Posted: Tue Oct 27, 2009 10:56 pm
by igorzwx
Imagine such thing:

tanh ((sin(a) + sin(b))

the result will be a strange mix (overtones, shift, etc.)

This is a non-linear transformation of the sound signal.
The effect is very similar to that of PulseAudio.
vmix is much softer than PulseAudio, but nevertheless.

------------------------------------------------------------------------------
Edit:
Perception of sound
http://en.wikipedia.org/wiki/Sound#Perception_of_sound
For humans, hearing is normally limited to frequencies between about 12 Hz and 20,000 Hz (20 kHz)[2], although these limits are not definite. The upper limit generally decreases with age. Other species have a different range of hearing. For example, dogs can perceive vibrations higher than 20 kHz.

Re: OSS4 sampling rate

Posted: Wed Oct 28, 2009 12:34 am
by radar_5
are you talking about harmonic distortions caused by compression? and that vmix uses "soft clipping"?

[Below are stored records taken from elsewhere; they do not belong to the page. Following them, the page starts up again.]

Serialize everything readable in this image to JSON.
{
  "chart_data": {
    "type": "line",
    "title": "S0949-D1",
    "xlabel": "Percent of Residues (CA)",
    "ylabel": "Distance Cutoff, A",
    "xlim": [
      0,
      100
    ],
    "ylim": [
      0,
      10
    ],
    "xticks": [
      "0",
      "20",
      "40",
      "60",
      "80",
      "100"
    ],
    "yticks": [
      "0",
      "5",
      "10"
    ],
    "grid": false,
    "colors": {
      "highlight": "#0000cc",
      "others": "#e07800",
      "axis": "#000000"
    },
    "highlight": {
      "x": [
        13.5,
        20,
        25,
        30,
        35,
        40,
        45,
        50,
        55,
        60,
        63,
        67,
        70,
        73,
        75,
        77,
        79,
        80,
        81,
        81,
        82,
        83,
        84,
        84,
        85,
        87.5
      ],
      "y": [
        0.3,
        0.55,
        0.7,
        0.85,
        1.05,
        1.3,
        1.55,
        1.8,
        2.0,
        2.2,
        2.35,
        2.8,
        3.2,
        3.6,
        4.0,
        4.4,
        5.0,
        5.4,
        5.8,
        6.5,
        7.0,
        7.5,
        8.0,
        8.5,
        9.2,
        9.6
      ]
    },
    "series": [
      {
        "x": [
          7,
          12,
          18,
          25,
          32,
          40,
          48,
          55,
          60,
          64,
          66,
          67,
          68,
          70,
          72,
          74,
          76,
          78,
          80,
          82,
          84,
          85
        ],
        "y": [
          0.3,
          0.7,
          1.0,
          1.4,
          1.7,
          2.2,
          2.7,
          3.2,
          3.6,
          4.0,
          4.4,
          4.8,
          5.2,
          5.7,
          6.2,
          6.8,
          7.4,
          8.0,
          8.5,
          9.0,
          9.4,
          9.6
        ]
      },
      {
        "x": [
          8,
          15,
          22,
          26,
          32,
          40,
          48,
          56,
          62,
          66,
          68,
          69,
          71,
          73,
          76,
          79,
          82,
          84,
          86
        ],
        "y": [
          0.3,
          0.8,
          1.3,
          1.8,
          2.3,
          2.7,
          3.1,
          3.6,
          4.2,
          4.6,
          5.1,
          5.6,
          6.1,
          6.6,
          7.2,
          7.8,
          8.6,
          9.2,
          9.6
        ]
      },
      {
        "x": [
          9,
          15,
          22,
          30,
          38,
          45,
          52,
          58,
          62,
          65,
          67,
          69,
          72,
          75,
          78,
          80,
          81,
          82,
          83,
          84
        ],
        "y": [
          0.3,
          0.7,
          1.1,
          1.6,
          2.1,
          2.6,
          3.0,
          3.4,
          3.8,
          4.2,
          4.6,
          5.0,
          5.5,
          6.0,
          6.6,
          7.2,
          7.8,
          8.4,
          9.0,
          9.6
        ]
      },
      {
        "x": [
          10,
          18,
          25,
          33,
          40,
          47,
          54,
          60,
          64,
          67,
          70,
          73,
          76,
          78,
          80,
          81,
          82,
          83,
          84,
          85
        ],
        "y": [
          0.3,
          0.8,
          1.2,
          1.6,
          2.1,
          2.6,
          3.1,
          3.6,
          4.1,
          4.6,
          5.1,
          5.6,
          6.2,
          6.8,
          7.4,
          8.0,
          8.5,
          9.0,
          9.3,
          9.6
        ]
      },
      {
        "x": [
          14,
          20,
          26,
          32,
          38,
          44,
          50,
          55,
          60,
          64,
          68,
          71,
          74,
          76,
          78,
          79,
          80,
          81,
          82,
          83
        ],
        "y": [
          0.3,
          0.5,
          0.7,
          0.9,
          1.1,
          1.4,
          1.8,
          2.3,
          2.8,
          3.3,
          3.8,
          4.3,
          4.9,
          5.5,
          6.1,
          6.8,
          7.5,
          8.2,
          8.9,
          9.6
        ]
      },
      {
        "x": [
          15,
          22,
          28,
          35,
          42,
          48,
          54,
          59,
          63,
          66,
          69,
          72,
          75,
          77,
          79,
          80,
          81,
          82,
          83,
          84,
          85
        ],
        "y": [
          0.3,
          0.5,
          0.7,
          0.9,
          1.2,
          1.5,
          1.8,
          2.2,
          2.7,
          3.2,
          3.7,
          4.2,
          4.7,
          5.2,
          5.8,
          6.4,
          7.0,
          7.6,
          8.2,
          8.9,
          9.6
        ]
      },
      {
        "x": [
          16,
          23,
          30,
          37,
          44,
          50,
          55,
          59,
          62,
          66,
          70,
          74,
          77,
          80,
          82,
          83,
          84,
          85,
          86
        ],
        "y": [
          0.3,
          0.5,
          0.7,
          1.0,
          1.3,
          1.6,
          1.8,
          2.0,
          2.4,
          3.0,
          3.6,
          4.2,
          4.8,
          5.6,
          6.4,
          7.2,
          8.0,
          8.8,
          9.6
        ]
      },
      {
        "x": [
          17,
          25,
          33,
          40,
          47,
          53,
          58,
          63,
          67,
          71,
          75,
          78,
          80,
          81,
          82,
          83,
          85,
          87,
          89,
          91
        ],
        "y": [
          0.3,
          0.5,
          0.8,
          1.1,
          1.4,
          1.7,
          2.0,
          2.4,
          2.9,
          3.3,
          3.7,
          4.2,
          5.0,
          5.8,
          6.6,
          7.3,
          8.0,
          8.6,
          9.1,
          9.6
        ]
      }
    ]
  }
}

I think the popping sounds I've heard was not related to compression but to
44100->48000 resampling, I don't know how it is done in OSS4 but I guess if the
interpolation is not perfect then the sine wave will be distorted and you get other tones.

just guessing though..

Re: OSS4 sampling rate

Posted: Wed Oct 28, 2009 12:48 am
by igorzwx
I do not know what is the cause.

What is obvious:

1. You should not hear 10Hz

2. You should not hear 20kHz

3. You should not hear 10Hz + 20kHz

If you hear sounds playing such files, something is wrong.

Re: OSS4 sampling rate

Posted: Wed Oct 28, 2009 1:10 am
by radar_5
Ok I did your 10hz + 20khz test
- I didn't hear any sound when both PureData and /dev/dsp had the same sampling frequency.
- there was lot of popping when sampling frequencies did not match
- im getting older, cannot hear anything above 14khz :oops: (or is it my cheap earphones..)
that was really interesting, thanks!